The research will benefit Communication specialist, mass media practitioners, Health communication coordinators and interpersonal communication agents by improving their writing skills and understanding their target audience. It will guide the actual writing of a communication programme or project in order to achieve its development goal. Health workers will not be left out as they are great instrument that will bring about change the desired behaviour. This research will serve as a guide for their daily activities in the hospital by consistently teaching the health workers how to communicate to pregnant mothers and nursing mothers.

The study will also contribute to existing literature on the improvement of maternal and child health through effective communication strategies, because most literature have failed to identify the right kind of channels used for the right kind of audience.
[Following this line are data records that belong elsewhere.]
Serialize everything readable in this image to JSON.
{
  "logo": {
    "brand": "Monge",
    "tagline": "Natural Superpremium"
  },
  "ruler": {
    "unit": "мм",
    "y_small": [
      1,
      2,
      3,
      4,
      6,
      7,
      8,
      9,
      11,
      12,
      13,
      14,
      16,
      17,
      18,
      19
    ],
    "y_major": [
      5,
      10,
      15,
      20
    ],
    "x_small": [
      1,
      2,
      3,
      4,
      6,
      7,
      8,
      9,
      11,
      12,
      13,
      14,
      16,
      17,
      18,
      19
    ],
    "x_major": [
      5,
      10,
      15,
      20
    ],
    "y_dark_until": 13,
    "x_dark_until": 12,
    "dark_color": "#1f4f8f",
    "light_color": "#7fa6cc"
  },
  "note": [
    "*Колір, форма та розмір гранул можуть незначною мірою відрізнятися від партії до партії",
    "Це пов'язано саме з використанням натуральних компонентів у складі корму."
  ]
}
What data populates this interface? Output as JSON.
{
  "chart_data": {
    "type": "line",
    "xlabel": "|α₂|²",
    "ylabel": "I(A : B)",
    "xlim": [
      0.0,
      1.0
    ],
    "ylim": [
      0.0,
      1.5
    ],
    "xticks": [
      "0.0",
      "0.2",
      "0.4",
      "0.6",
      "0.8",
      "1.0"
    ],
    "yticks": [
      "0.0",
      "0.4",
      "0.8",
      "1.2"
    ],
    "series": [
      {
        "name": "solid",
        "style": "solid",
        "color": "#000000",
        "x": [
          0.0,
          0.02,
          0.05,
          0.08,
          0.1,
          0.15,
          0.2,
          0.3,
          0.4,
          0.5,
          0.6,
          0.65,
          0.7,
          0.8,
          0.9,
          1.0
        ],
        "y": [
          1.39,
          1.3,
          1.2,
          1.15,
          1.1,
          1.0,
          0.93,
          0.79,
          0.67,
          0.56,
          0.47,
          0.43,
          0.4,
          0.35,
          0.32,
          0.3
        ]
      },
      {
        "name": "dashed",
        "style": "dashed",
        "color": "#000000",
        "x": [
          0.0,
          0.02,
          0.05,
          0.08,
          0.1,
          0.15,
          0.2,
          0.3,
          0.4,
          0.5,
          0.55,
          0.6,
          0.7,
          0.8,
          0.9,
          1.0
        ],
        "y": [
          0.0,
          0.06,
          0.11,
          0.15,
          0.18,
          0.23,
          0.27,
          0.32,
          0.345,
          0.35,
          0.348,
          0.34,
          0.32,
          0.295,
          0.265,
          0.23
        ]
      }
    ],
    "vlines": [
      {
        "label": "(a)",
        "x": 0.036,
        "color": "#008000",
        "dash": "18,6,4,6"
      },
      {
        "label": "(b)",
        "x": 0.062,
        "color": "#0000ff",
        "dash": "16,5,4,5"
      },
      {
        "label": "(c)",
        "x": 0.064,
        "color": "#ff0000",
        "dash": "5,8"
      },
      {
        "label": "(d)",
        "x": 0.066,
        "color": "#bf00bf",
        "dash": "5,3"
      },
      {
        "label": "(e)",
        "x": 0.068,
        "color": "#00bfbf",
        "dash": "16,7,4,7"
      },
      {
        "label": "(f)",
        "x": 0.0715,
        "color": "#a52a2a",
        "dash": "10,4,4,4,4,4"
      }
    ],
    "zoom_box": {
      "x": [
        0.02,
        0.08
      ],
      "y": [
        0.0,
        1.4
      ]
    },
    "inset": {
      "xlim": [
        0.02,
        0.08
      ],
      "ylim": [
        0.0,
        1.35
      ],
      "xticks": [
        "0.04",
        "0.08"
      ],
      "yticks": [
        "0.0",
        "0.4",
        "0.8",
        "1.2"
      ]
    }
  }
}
The study therefore will help in creating awareness, understanding as well as knowledge of how to communicate well to pregnant women and nursing mothers in Nigeria.
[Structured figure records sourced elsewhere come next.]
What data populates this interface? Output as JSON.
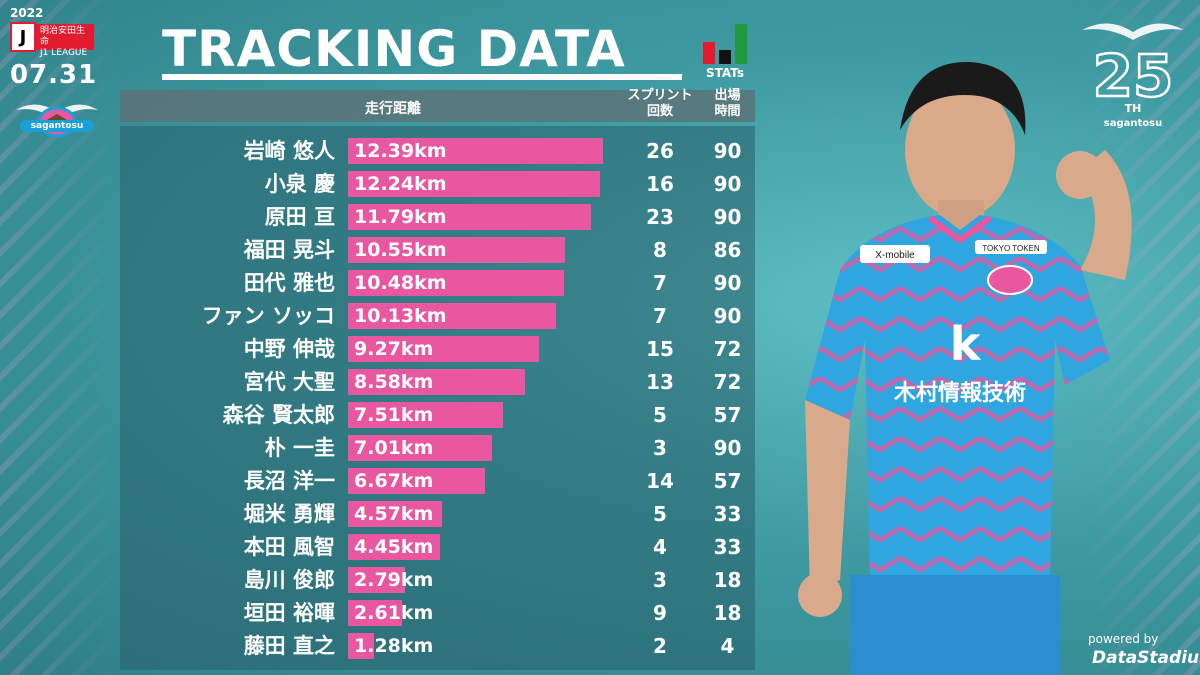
{
  "header": {
    "year": "2022",
    "league_line1": "明治安田生命",
    "league_line2": "J1 LEAGUE",
    "league_mark": "J",
    "date": "07.31",
    "club": "sagantosu",
    "title": "TRACKING DATA",
    "stats_label": "STATs"
  },
  "anniversary": {
    "number": "25",
    "suffix": "TH",
    "club": "sagantosu"
  },
  "table": {
    "col_distance": "走行距離",
    "col_sprint_line1": "スプリント",
    "col_sprint_line2": "回数",
    "col_minutes_line1": "出場",
    "col_minutes_line2": "時間"
  },
  "chart_data": {
    "type": "bar",
    "unit": "km",
    "rows": [
      {
        "name": "岩崎 悠人",
        "distance": 12.39,
        "label": "12.39km",
        "sprints": "26",
        "minutes": "90"
      },
      {
        "name": "小泉 慶",
        "distance": 12.24,
        "label": "12.24km",
        "sprints": "16",
        "minutes": "90"
      },
      {
        "name": "原田 亘",
        "distance": 11.79,
        "label": "11.79km",
        "sprints": "23",
        "minutes": "90"
      },
      {
        "name": "福田 晃斗",
        "distance": 10.55,
        "label": "10.55km",
        "sprints": "8",
        "minutes": "86"
      },
      {
        "name": "田代 雅也",
        "distance": 10.48,
        "label": "10.48km",
        "sprints": "7",
        "minutes": "90"
      },
      {
        "name": "ファン ソッコ",
        "distance": 10.13,
        "label": "10.13km",
        "sprints": "7",
        "minutes": "90"
      },
      {
        "name": "中野 伸哉",
        "distance": 9.27,
        "label": "9.27km",
        "sprints": "15",
        "minutes": "72"
      },
      {
        "name": "宮代 大聖",
        "distance": 8.58,
        "label": "8.58km",
        "sprints": "13",
        "minutes": "72"
      },
      {
        "name": "森谷 賢太郎",
        "distance": 7.51,
        "label": "7.51km",
        "sprints": "5",
        "minutes": "57"
      },
      {
        "name": "朴 一圭",
        "distance": 7.01,
        "label": "7.01km",
        "sprints": "3",
        "minutes": "90"
      },
      {
        "name": "長沼 洋一",
        "distance": 6.67,
        "label": "6.67km",
        "sprints": "14",
        "minutes": "57"
      },
      {
        "name": "堀米 勇輝",
        "distance": 4.57,
        "label": "4.57km",
        "sprints": "5",
        "minutes": "33"
      },
      {
        "name": "本田 風智",
        "distance": 4.45,
        "label": "4.45km",
        "sprints": "4",
        "minutes": "33"
      },
      {
        "name": "島川 俊郎",
        "distance": 2.79,
        "label": "2.79km",
        "sprints": "3",
        "minutes": "18"
      },
      {
        "name": "垣田 裕暉",
        "distance": 2.61,
        "label": "2.61km",
        "sprints": "9",
        "minutes": "18"
      },
      {
        "name": "藤田 直之",
        "distance": 1.28,
        "label": "1.28km",
        "sprints": "2",
        "minutes": "4"
      }
    ],
    "bar_color": "#e8579f",
    "xlim": [
      0,
      12.39
    ]
  },
  "jersey": {
    "sponsor_top": "X-mobile",
    "sponsor_main": "木村情報技術",
    "sponsor_main_logo": "k",
    "sleeve_sponsor": "TOKYO TOKEN"
  },
  "footer": {
    "powered_by": "powered by",
    "provider": "DataStadium"
  },
  "colors": {
    "bar": "#e8579f",
    "background": "#4aa3a9",
    "jersey": "#2fa6e0",
    "jersey_accent": "#e8579f"
  }
}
1.7         Operational Definition of Terms

The following terms are used technically in the study.

Assessment:   In this research assessment is seen as an examination or an evaluation of the different communication strategies used by SFH in communicating MCH components.

Communication Strategies: The different channels or means of passing messages to a target audience.

Maternal and Child Health: The complete well-being of a mother and child during and after child birth. i.e physical, psychological and social well-being.

Communication Agents:  These are the people trained by SFH to communicate MCH messages to the Women

Maternal mortality:    is  the  death  of  a  woman  while  pregnant  or  within  42  days  of termination of            pregnancy, irrespective of the duration of the pregnancy,   from   any   cause   related   to   or   aggravated   by   the pregnancy or its management.

Child Mortality:   Also known as under-5 mortality is the death of infants and children under the  age of 5.